東京都現代美術館に、家族で『ジブリの絵職人 男鹿和雄展』を観にいった。午後すぐだったが、もう10分待ち。この面倒な場所にある美術館に行列ができることはあまりないので驚いた。なお、出た頃には60分待ちになっていた。凄いジブリの動員力。

特に熱心なジブリファン、宮崎ファンでもない私にとって、男鹿和雄は初めてきく名前だ。『となりのトトロ』からジブリ作品の美術に協力し、主に背景の絵を描いている。

田んぼ、小川、電線、家など、人間の手が入った自然の絵が多いことに好感を覚える。特に、『となりのトトロ』や『千と千尋の神隠し』などの、濡れた風景、湿った草木や苔と土なんかの作品がとても良くて、またアニメを観たくなってくる。また、『トトロ』での、欅のような落ち葉と茸の絵が気に入った。『平成狸合戦ぽんぽこ』での、山の土砂採取などの記憶も私たちのものだ。

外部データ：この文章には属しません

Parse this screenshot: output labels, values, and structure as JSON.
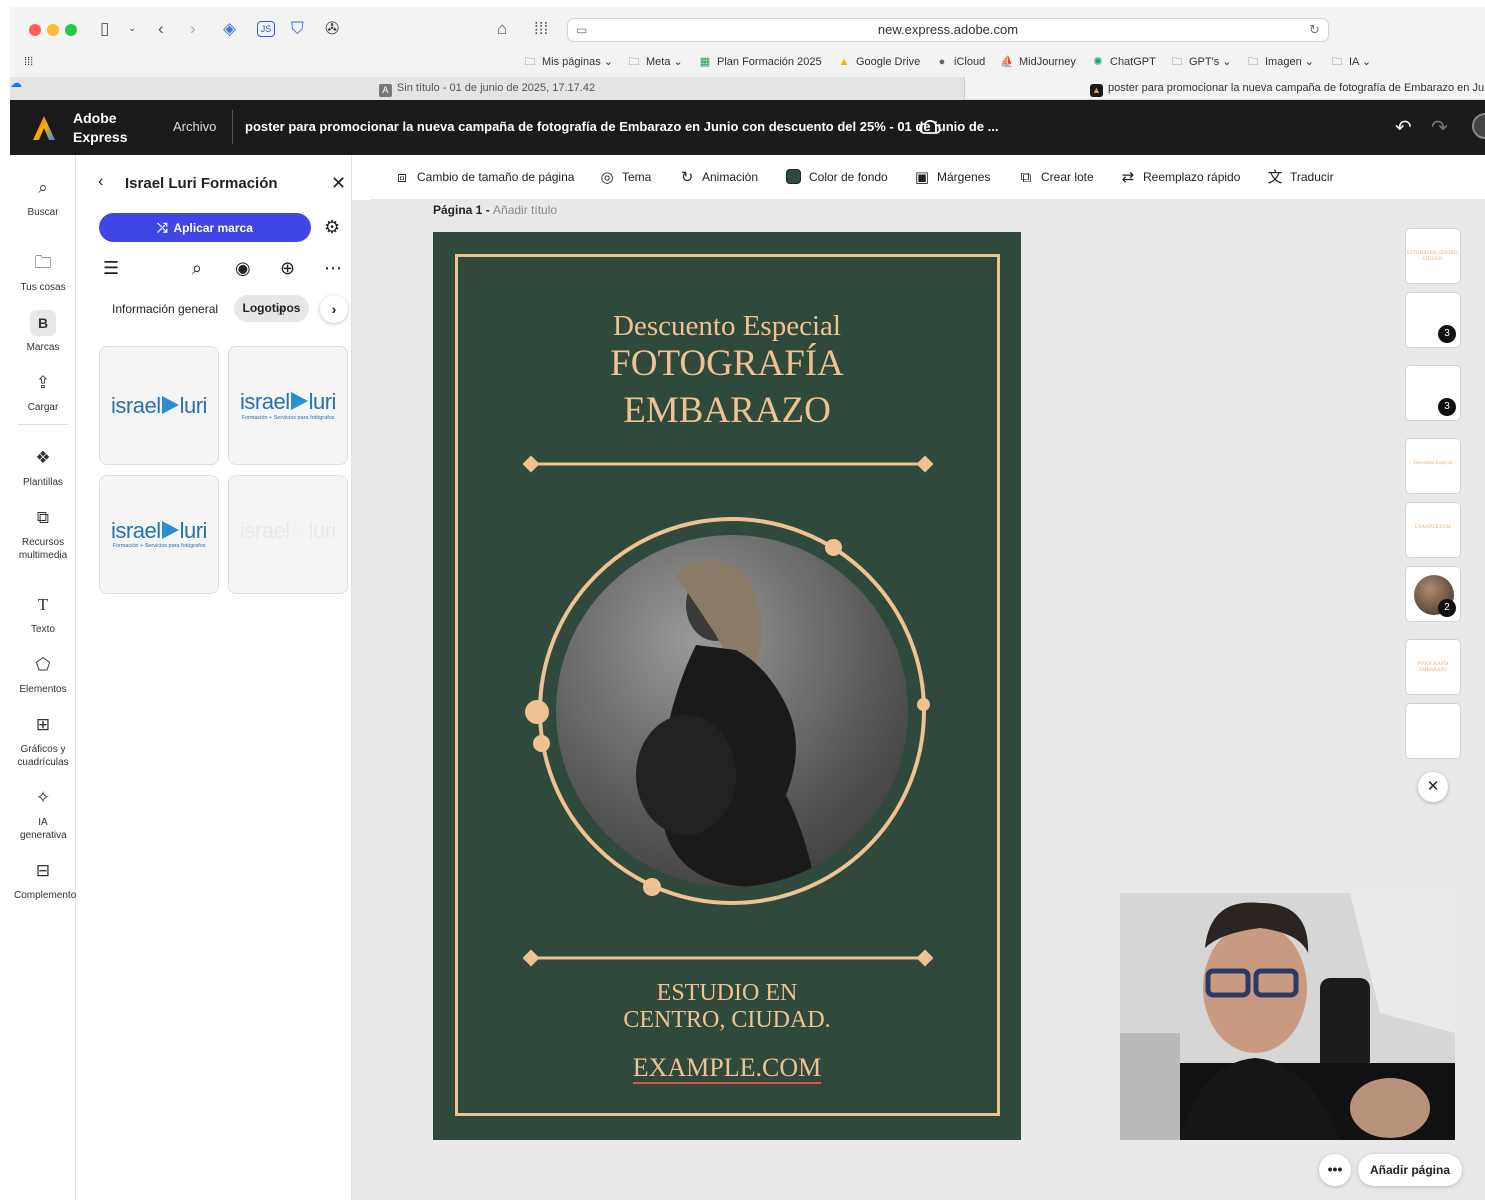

男鹿和雄は、吉永小百合による戦争の朗読シリーズにも、挿絵を提供している。そのうち、沖縄を舞台にした、『第二楽章 沖縄から「ウミガメと少年」』(野坂昭如作)には、グンバイヒルガオが描かれており、沖縄の夏を思い出させる。絵の中で砂浜に佇む少年を指差して、息子が「ボクに似ている」と笑った。

そのCDを買って聴いた。吉永小百合の朗読、大島保克の音楽(夏川りみも歌っている)というハッとするメンバー。産卵をする母ウミガメの視点と、ガマから日本軍に追い出された少年の視点がシンクロしていく展開が秀逸、というより、「ボクに似ている」と聴いたこともあっていたたまれない。ちょっとショッキングな内容も含めて、子どもたちへの平和教育に良いのではないかとおもう。